Chapter 89. Describing Performance Improvements

Once I saw an ad claiming that a product could improve response times by 1,000%. Sounds great. But what does that mean?

Here are two ways to express response time improvements:

What proportion of the time did you save?

p = (old − new)/old. It’s the improvement expressed as a proportion of the old value. You can multiply p by 100% if you want, to express it as a percentage.¹

How many times faster is it now?

That’s n = old/new. Don’t express this number as a percentage. It’s not helpful to the recipient of the information.

Here are some examples:

Before	After	“p% faster”	“n times faster”
(old)	(new)	(p = (old − new)/old × 100%)	(n = old/new)
60 sec	60 sec	0.0%	1
60 sec	59 sec	1.7%	1.017
60 sec	20 sec	66.7%	3
60 sec	1 sec	98.3%	60
60 sec	0 sec	100.0%	+∞

For throughput, just use the reciprocal of the n formula. For example, if you improve throughput from 1 thing/sec to 10 things/sec, then you’ve increased throughput by new/old = 10 times.
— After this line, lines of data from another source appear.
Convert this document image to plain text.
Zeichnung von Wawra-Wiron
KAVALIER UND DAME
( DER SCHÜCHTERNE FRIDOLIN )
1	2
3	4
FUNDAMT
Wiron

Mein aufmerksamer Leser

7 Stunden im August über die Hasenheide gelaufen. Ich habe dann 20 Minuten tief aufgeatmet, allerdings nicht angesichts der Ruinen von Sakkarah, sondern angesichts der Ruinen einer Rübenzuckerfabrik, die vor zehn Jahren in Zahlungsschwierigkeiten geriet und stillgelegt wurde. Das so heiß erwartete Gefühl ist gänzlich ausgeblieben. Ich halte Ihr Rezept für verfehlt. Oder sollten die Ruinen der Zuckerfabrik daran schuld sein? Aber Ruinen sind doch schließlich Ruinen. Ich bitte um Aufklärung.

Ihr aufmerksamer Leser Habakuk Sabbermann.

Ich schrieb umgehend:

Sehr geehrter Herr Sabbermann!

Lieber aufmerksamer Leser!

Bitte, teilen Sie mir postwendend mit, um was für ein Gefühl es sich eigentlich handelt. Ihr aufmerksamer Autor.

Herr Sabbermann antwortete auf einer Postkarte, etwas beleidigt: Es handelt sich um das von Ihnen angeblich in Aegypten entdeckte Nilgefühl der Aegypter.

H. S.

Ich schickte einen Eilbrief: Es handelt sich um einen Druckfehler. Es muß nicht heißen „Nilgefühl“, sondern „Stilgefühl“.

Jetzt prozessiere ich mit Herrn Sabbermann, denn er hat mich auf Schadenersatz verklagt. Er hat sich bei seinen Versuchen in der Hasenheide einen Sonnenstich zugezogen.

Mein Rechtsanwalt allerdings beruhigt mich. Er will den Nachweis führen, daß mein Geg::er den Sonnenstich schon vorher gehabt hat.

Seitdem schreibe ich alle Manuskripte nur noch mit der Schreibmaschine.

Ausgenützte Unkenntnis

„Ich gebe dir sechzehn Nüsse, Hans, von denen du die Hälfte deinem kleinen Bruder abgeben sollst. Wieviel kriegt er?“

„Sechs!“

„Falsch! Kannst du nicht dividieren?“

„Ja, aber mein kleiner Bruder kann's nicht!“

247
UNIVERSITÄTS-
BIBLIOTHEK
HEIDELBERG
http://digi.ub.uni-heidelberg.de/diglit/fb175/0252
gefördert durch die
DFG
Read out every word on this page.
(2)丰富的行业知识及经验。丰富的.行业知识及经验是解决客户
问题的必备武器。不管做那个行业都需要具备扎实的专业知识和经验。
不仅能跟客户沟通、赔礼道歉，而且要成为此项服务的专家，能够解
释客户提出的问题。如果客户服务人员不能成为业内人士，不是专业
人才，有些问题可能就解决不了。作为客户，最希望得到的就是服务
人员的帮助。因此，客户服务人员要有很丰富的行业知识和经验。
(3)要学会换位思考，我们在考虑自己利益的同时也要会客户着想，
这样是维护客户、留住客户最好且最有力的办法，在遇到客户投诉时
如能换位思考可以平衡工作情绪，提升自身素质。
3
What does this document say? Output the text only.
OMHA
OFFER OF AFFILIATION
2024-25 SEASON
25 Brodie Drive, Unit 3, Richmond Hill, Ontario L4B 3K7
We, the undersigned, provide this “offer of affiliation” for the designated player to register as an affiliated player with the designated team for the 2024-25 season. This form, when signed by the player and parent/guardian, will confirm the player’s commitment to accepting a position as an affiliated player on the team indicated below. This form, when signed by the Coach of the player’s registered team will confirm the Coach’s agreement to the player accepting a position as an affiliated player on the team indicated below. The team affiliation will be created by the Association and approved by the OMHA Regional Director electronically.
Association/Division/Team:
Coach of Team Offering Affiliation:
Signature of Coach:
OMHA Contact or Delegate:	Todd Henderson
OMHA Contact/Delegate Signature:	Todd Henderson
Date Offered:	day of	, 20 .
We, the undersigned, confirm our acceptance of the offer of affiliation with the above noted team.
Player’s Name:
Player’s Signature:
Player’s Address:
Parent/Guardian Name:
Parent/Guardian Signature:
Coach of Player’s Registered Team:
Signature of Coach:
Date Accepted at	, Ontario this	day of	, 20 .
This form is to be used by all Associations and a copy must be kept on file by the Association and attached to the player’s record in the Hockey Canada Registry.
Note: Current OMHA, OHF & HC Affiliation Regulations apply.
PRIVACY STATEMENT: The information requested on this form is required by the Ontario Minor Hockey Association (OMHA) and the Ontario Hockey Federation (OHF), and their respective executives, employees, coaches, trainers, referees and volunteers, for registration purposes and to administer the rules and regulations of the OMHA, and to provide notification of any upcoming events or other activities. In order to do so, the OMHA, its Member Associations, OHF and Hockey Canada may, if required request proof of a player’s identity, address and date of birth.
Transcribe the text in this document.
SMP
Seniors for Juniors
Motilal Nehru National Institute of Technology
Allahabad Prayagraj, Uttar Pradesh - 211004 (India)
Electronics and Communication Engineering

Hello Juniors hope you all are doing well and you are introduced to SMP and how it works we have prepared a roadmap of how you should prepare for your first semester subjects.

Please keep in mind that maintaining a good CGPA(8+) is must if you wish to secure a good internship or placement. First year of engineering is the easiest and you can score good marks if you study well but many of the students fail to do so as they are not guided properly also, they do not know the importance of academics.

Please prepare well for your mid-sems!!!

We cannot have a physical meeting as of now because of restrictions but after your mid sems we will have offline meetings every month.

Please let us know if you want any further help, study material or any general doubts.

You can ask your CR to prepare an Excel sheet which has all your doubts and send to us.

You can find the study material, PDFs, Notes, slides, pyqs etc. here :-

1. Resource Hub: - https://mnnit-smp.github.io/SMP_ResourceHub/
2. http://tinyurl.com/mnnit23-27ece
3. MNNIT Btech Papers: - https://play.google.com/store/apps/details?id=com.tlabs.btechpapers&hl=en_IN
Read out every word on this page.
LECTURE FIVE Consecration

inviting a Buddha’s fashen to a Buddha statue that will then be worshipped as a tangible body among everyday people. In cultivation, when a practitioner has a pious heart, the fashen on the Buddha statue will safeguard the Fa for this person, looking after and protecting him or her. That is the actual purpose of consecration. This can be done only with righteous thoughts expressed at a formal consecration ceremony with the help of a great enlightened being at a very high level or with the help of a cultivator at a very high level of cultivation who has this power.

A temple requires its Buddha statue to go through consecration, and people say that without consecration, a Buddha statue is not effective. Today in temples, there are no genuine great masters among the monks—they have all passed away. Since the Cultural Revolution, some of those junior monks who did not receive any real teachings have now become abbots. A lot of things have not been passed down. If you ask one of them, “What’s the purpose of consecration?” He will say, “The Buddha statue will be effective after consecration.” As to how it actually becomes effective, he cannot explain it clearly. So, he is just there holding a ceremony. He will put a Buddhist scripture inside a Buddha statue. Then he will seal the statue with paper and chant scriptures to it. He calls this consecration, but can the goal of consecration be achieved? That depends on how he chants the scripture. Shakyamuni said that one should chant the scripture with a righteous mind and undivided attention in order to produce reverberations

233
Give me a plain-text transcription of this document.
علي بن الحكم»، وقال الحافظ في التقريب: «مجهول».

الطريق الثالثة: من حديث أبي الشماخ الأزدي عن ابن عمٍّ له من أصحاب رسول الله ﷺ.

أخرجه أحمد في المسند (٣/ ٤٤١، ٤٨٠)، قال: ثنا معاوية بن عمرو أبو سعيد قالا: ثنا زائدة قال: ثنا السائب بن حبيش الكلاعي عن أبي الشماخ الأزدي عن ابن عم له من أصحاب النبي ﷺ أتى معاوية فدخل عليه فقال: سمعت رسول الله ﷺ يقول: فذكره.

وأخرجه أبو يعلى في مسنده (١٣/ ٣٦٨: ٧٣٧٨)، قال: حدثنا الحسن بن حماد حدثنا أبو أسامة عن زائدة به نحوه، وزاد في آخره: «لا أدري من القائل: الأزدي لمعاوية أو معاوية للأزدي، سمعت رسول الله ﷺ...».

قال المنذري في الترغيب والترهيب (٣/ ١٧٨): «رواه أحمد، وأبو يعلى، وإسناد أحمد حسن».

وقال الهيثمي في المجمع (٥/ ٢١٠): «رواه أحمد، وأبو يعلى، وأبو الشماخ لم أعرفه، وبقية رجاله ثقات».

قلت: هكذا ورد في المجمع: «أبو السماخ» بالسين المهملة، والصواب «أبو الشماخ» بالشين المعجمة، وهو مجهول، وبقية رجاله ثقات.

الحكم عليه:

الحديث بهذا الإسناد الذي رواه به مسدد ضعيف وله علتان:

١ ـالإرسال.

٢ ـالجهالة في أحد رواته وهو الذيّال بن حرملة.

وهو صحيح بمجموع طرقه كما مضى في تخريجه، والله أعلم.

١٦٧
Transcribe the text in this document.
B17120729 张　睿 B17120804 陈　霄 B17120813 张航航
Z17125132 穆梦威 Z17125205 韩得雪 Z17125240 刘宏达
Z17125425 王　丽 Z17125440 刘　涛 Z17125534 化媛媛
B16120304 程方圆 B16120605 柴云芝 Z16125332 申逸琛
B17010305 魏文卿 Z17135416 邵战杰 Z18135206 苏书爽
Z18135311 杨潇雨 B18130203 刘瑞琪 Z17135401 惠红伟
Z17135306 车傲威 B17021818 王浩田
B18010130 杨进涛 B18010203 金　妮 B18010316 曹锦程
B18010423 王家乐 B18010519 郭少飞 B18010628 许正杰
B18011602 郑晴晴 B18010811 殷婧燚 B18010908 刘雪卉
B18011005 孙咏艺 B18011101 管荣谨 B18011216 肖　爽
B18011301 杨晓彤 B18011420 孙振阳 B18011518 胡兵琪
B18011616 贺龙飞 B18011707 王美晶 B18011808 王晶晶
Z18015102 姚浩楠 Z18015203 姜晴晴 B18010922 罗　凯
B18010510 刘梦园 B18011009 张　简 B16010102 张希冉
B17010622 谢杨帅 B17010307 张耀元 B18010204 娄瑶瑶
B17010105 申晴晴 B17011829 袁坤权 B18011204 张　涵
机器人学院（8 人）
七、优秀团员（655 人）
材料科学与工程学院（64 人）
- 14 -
As with n values, don’t express this value as a percentage.

Note that a p value can never be bigger than 1 (or 100%) without invoking reverse time travel.² So, when someone tells you that their thing “improves response time by 1,000%,” then you know they’re not telling you a p value. It’s probably an n value, meaning that their thing really makes your response time [merely] 10 times better than it was.

To say what sounds better, even though it’s misleading...is not your best pathway ...